Any theological argument against gay marriage is of course completely invalid. Michelle Bachmann, facing investigation for campaign finance irregularities and therefore in need of a refresher course on the Ten Commandments herself, huffed “No man, not even a Supreme Court, can undo what a holy God has instituted” upon hearing the rulings. The US constitution, however, does not recognise the holy God. It does, however, recognise the equal protection clause, and that DOMA violated this. Proposition 8 has not been tested against equal protection, and until the Lord himself turns up at Capitol Hill, and quantifiably demonstrates that same sex marriage harms Him greatly, this is not likely to happen- and the Republicans will have more to fear when God finds out just how well they have been adhering to his command to love the poor.

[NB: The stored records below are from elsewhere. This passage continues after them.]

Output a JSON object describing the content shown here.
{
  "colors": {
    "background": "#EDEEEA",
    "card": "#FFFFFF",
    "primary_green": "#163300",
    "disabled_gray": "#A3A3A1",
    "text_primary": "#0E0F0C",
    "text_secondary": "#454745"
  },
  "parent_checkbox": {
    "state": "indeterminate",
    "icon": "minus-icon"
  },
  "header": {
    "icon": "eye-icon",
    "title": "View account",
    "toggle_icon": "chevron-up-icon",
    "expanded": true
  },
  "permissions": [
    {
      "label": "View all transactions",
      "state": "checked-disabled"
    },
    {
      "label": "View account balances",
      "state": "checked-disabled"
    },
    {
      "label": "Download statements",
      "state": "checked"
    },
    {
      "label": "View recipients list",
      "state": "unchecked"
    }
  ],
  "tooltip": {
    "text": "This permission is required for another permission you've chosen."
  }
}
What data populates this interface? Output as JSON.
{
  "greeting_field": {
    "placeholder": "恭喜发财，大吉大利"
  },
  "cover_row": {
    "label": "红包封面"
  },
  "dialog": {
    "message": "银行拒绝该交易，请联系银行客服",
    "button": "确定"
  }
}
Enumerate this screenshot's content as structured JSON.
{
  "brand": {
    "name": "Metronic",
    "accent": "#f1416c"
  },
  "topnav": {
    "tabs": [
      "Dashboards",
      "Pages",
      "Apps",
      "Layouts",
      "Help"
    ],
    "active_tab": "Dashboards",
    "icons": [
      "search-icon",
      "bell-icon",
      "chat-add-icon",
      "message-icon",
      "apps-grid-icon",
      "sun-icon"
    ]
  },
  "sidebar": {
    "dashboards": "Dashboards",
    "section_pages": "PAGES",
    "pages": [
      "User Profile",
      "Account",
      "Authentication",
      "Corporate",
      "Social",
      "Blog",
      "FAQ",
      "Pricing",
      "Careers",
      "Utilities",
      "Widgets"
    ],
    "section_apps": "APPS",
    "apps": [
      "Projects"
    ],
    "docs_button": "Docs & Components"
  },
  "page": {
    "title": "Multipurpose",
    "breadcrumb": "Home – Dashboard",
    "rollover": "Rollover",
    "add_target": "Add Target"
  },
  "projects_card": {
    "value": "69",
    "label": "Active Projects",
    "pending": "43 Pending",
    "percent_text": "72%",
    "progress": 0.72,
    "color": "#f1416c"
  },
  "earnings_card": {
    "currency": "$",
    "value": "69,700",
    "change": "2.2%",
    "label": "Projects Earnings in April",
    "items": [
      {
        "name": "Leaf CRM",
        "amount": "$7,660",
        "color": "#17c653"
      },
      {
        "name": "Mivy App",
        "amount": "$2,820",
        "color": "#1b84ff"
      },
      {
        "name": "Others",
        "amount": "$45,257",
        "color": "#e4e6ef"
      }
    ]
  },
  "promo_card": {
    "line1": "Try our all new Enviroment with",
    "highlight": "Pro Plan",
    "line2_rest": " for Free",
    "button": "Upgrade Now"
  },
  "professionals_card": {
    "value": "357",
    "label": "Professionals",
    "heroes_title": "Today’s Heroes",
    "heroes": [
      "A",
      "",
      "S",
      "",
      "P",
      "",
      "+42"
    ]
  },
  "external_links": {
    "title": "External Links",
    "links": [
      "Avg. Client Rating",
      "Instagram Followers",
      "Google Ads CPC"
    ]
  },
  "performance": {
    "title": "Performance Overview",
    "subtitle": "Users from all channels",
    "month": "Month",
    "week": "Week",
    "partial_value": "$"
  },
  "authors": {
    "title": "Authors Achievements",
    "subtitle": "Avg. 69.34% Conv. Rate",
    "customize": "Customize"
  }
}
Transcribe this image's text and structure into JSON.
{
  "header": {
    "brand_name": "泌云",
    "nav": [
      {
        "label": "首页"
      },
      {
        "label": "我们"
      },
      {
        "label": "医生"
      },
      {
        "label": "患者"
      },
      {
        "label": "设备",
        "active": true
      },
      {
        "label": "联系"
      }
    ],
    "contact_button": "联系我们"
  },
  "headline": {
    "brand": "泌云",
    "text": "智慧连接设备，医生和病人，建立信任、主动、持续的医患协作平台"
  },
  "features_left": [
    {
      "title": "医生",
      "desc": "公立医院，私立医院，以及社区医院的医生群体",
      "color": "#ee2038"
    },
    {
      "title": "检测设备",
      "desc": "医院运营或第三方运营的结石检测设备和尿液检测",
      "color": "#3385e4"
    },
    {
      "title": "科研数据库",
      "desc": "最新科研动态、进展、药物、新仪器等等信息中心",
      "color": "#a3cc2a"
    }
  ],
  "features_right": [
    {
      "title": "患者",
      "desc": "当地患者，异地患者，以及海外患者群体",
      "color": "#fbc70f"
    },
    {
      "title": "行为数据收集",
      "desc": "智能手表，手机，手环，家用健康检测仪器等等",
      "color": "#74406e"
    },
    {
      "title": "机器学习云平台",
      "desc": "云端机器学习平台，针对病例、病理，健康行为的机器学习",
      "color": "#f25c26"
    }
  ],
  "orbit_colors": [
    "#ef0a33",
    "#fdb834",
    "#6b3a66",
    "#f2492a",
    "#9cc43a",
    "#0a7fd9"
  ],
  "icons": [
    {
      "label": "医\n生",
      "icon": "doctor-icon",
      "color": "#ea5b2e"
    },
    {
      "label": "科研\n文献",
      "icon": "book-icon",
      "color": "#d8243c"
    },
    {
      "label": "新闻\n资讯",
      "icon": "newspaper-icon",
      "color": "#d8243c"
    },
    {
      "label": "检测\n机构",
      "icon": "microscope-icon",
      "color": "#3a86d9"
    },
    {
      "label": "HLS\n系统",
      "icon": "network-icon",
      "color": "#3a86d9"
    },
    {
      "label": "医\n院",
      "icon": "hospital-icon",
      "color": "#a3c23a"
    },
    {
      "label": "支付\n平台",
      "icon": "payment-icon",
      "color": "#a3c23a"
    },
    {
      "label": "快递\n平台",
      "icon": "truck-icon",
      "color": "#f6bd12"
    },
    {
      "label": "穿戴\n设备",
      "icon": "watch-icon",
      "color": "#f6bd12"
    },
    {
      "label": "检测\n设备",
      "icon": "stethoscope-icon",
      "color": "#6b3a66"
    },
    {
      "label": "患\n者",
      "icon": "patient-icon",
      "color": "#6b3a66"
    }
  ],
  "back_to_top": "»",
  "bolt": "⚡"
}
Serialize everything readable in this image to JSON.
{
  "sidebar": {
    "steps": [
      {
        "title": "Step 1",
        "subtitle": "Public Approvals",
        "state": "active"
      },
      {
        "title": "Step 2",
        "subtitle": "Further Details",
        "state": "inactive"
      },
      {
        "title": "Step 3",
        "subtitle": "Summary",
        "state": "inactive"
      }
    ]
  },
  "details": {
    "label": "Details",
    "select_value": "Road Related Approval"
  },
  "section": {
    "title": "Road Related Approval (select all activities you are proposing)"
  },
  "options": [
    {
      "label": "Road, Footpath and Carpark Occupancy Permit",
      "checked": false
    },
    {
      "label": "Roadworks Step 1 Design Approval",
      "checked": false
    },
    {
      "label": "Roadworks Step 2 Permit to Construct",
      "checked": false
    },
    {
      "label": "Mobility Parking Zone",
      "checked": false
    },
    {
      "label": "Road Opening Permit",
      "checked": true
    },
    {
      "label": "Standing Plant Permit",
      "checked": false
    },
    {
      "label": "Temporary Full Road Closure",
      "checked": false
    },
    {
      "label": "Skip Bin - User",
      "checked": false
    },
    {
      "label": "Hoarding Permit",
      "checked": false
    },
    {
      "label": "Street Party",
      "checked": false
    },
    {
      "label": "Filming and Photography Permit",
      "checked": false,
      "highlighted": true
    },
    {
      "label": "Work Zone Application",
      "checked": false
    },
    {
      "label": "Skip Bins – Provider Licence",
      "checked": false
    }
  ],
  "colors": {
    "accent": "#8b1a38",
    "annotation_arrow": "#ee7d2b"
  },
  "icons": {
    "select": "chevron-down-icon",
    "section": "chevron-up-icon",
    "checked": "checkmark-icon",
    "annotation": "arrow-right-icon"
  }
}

The striking down of both DOMA and Proposition 8 shows that on occasion, the United States does deserve its reputation as the upholder of liberty. Yet NSA whistle-blower Edward Snowden’s own experiences and the ensuing outcry prove that there are liberties that the USA does not protect sufficiently. The events in the United States as of late demonstrate the necessity of a constitution that upholds liberty to its fullest extent. The actions of the PRISM program must be subject to judicial review; and if what they did was legal, the laws allowing this must be subject to constitutional review. The widespread invasion of privacy indicates to me that the due process clause has been violated. If not, then the American people must take action. Unless they want to hasten the transformation of the USA into a security state, a constitutional amendment must be passed that forbids excessive and unjustifiable government breaches of the right to privacy. It is worth noting a rather sad truth about the DOMA ruling. Aside from the Affordable Care Act, this is one of the few political events of the Obama era that progressives can celebrate, and he did not even have anything to do with it.